Think of it from your tradesman’s perspective: his or her time is money. If they end up taking time to show you how to, say, lay a few bricks, then that’s time they could have spent actually building. Plus if you make a hash of it, as you probably will, it’s they who will have to take it all apart and do it properly, all for no extra money and dragging the job out. So, by all means have a go if and when the opportunity arises, but pick your moments carefully.
If you really want to be involved but lack the skills, then consider whether doing some labouring on site might be a better option. If you’re fit enough, then helping to shift materials and tidy up will be much appreciated – and make your site a more enjoyable place to be!
If you have some basic DIY skills, then there is no reason why you can’t contribute to a significant chunk of the build, but it is important that your builder or tradesmen know what you will be doing so they can quote accordingly. If they have priced for work that you later decide to undertake yourself, you’ll still have to pay the agreed amount.
If you have a genuine skill and intend to do a complete trade contribution – say the plumbing – then make sure from the outset that your builder knows so they can work this into their quote. Be aware, though, that your builder will be unlikely to have allowed for any plumbing work at all, so it will be for you to tell them where to leave holes and where the pipes will run.

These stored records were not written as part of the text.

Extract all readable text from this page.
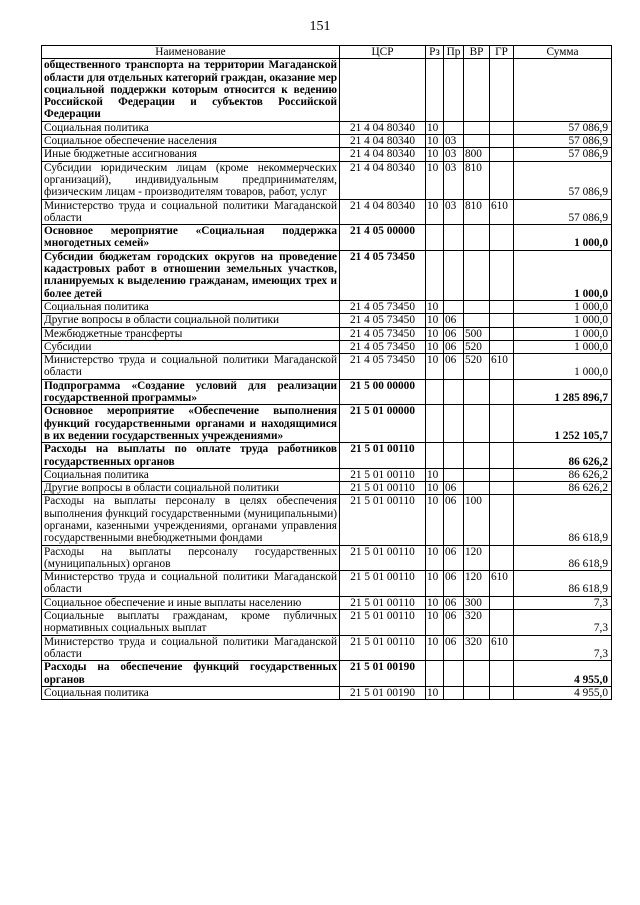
151
Наименование	ЦСР	Рз	Пр	ВР	ГР	Сумма
общественного транспорта на территории Магаданской области для отдельных категорий граждан, оказание мер социальной поддержки которым относится к ведению Российской Федерации и субъектов Российской Федерации						
Социальная политика	21 4 04 80340	10				57 086,9
Социальное обеспечение населения	21 4 04 80340	10	03			57 086,9
Иные бюджетные ассигнования	21 4 04 80340	10	03	800		57 086,9
Субсидии юридическим лицам (кроме некоммерческих организаций), индивидуальным предпринимателям, физическим лицам - производителям товаров, работ, услуг	21 4 04 80340	10	03	810		57 086,9
Министерство труда и социальной политики Магаданской области	21 4 04 80340	10	03	810	610	57 086,9
Основное мероприятие «Социальная поддержка многодетных семей»	21 4 05 00000					1 000,0
Субсидии бюджетам городских округов на проведение кадастровых работ в отношении земельных участков, планируемых к выделению гражданам, имеющих трех и более детей	21 4 05 73450					1 000,0
Социальная политика	21 4 05 73450	10				1 000,0
Другие вопросы в области социальной политики	21 4 05 73450	10	06			1 000,0
Межбюджетные трансферты	21 4 05 73450	10	06	500		1 000,0
Субсидии	21 4 05 73450	10	06	520		1 000,0
Министерство труда и социальной политики Магаданской области	21 4 05 73450	10	06	520	610	1 000,0
Подпрограмма «Создание условий для реализации государственной программы»	21 5 00 00000					1 285 896,7
Основное мероприятие «Обеспечение выполнения функций государственными органами и находящимися в их ведении государственных учреждениями»	21 5 01 00000					1 252 105,7
Расходы на выплаты по оплате труда работников государственных органов	21 5 01 00110					86 626,2
Социальная политика	21 5 01 00110	10				86 626,2
Другие вопросы в области социальной политики	21 5 01 00110	10	06			86 626,2
Расходы на выплаты персоналу в целях обеспечения выполнения функций государственными (муниципальными) органами, казенными учреждениями, органами управления государственными внебюджетными фондами	21 5 01 00110	10	06	100		86 618,9
Расходы на выплаты персоналу государственных (муниципальных) органов	21 5 01 00110	10	06	120		86 618,9
Министерство труда и социальной политики Магаданской области	21 5 01 00110	10	06	120	610	86 618,9
Социальное обеспечение и иные выплаты населению	21 5 01 00110	10	06	300		7,3
Социальные выплаты гражданам, кроме публичных нормативных социальных выплат	21 5 01 00110	10	06	320		7,3
Министерство труда и социальной политики Магаданской области	21 5 01 00110	10	06	320	610	7,3
Расходы на обеспечение функций государственных органов	21 5 01 00190					4 955,0
Социальная политика	21 5 01 00190	10				4 955,0
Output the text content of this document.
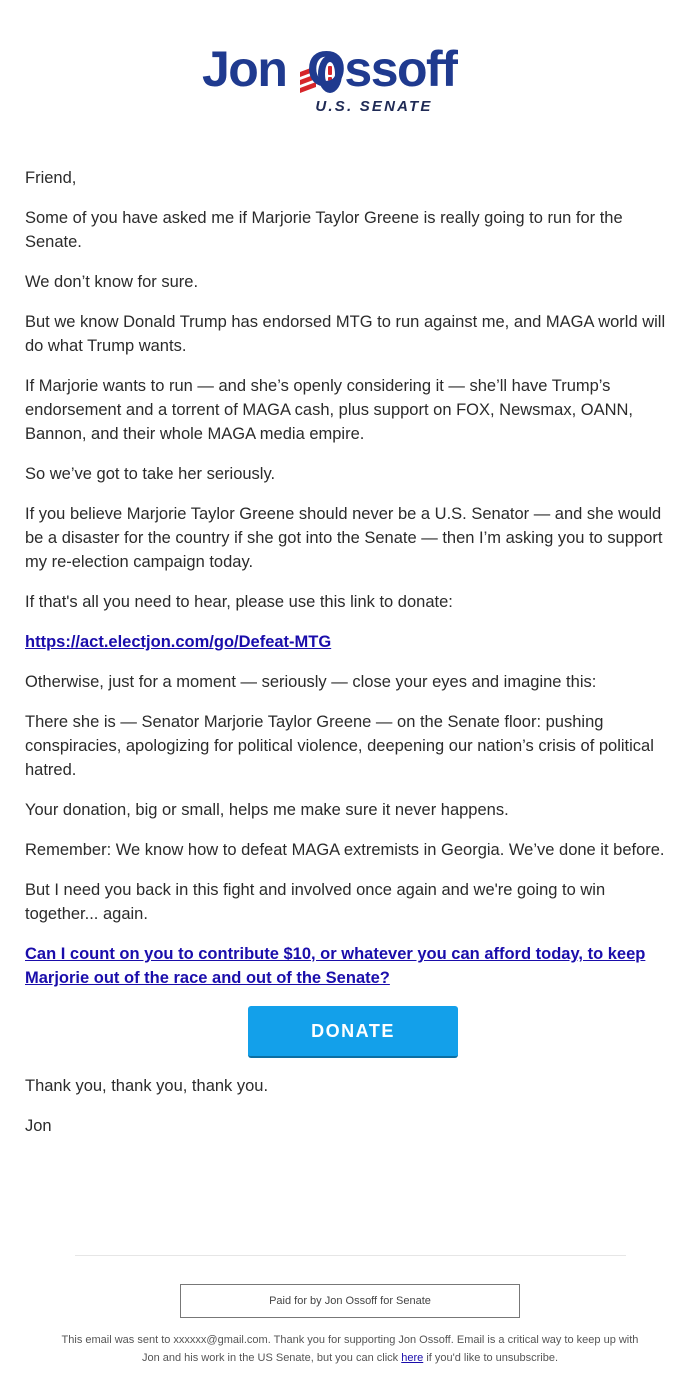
Jon Ossoff
U.S. SENATE

Friend,

Some of you have asked me if Marjorie Taylor Greene is really going to run for the Senate.

We don’t know for sure.

But we know Donald Trump has endorsed MTG to run against me, and MAGA world will do what Trump wants.

If Marjorie wants to run — and she’s openly considering it — she’ll have Trump’s endorsement and a torrent of MAGA cash, plus support on FOX, Newsmax, OANN, Bannon, and their whole MAGA media empire.

So we’ve got to take her seriously.

If you believe Marjorie Taylor Greene should never be a U.S. Senator — and she would be a disaster for the country if she got into the Senate — then I’m asking you to support my re-election campaign today.

If that's all you need to hear, please use this link to donate:

https://act.electjon.com/go/Defeat-MTG

Otherwise, just for a moment — seriously — close your eyes and imagine this:

There she is — Senator Marjorie Taylor Greene — on the Senate floor: pushing conspiracies, apologizing for political violence, deepening our nation’s crisis of political hatred.

Your donation, big or small, helps me make sure it never happens.

Remember: We know how to defeat MAGA extremists in Georgia. We’ve done it before.

But I need you back in this fight and involved once again and we're going to win together... again.

Can I count on you to contribute $10, or whatever you can afford today, to keep Marjorie out of the race and out of the Senate?

DONATE

Thank you, thank you, thank you.

Jon

Paid for by Jon Ossoff for Senate
This email was sent to xxxxxx@gmail.com. Thank you for supporting Jon Ossoff. Email is a critical way to keep up with Jon and his work in the US Senate, but you can click here if you'd like to unsubscribe.
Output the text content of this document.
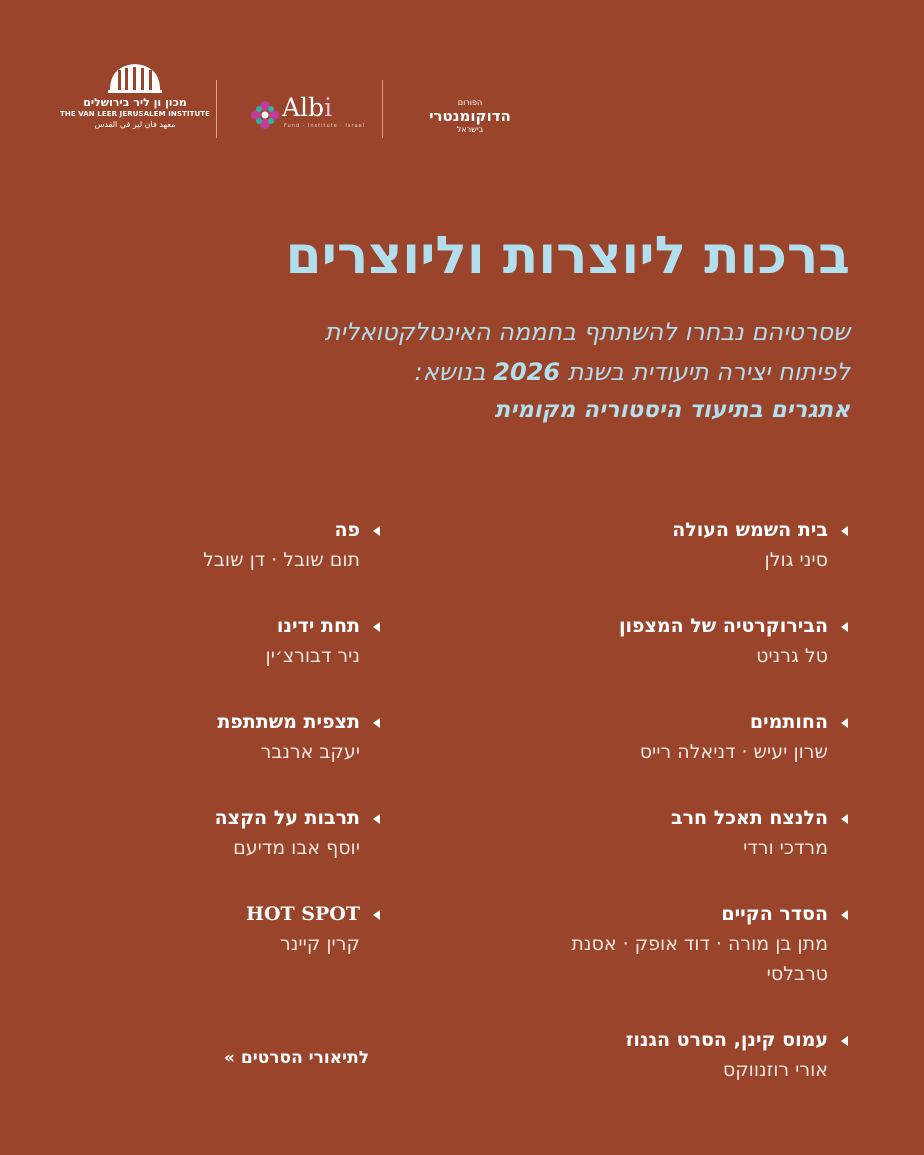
מכון ון ליר בירושלים
THE VAN LEER JERUSALEM INSTITUTE
معهد فان لير في القدس
Albi
Fund · Institute · Israel
הפורום
הדוקומנטרי
בישראל
ברכות ליוצרות וליוצרים
שסרטיהם נבחרו להשתתף בחממה האינטלקטואלית
לפיתוח יצירה תיעודית בשנת 2026 בנושא:
אתגרים בתיעוד היסטוריה מקומית
בית השמש העולה
סיני גולן
הבירוקרטיה של המצפון
טל גרניט
החותמים
שרון יעיש · דניאלה רייס
הלנצח תאכל חרב
מרדכי ורדי
הסדר הקיים
מתן בן מורה · דוד אופק · אסנת טרבלסי
עמוס קינן, הסרט הגנוז
אורי רוזנווקס
פה
תום שובל · דן שובל
תחת ידינו
ניר דבורצ׳ין
תצפית משתתפת
יעקב ארנבר
תרבות על הקצה
יוסף אבו מדיעם
HOT SPOT
קרין קיינר
לתיאורי הסרטים »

Even if you feel skilled enough to do it, some work is best left to the professionals. Electrics, for example, now come under Part P of the Building Regulations and must be undertaken by a competent person. There’s nothing to stop you doing the work yourself, but it must be checked and a compliance certificate issued before you can obtain the all-important completion certificate from your local authority. A qualified electrician will be authorised to do this, but you won’t be.
Some of the most common jobs taken on by self-builders are the painting, decorating and ceramic tiling. These two trades are often seen as comprising relatively simple tasks that are well within the capabilities of the average DIYer. The reality is that the finished look of your new home is massively influenced by the quality of the work these trades provide.
Around 80% of this involves boring, laborious and time consuming preparation if it is to be done properly. But for tired and cash-strapped self-builders at the end of a long and stressful build, the temptation is to save a bit of money by just slapping on the emulsion and giving the skirtings and architraves a covering of one-coat gloss white paint.
It’s the same with ceramic tiling. What looks like a simple task takes a fair bit of skill and a poor job will look obvious and be difficult to rectify. By all means feel free to take on these jobs, but be aware that the end result will be proportional to the preparation you put in.
There are a number of jobs that don’t take particular skills beyond those of a competent DIYer, and I’ve listed a few that I would consider undertaking myself if the opportunity arose:
The chances are that you will be installing a flat-pack kitchen unless you can stretch to a bespoke design. Putting the carcasses together is pretty straightforward and repetitive stuff that most of us will be able to do. It seems a bit pointless to pay a carpenter good money for something that will bore him to death and cost you nothing but time to do yourself with no impact on the finished quality of the build. The same might extend to fitted wardrobes and bathroom cabinets.
If you are contemplating installing warm water underfloor heating, then you will have sent your floor plans off to suppliers, who will have returned them suitably marked up to show where pipes, manifolds and boiler connections will go.
The pipes are pretty simple to lay, particularly those that are slotted into a pre-formed guide, and are therefore well within the scope of the keen amateur who is able to follow a simple diagram. You can leave the connections to your plumber and electrician, but if you are prepared to undertake the labour element of laying the pipes, you can save several days of labour and the associated costs.
Traditionally, rainwater goods such as guttering would be the responsibility of the plumber, but is sometimes undertaken by roofers. You should contemplate fitting the rainwater goods yourself. If you have scaffolding up, use this – if not you can hire a stable tower.
These goods are not difficult to fit – they’re mostly clipped together these days – but you must allow for a slight gradient (known as the fall) so that the water flows towards the downpipes. Obviously, this involves working at height, so suitable safety precautions must be taken. If you are not comfortable with heights, then leave it to the professionals.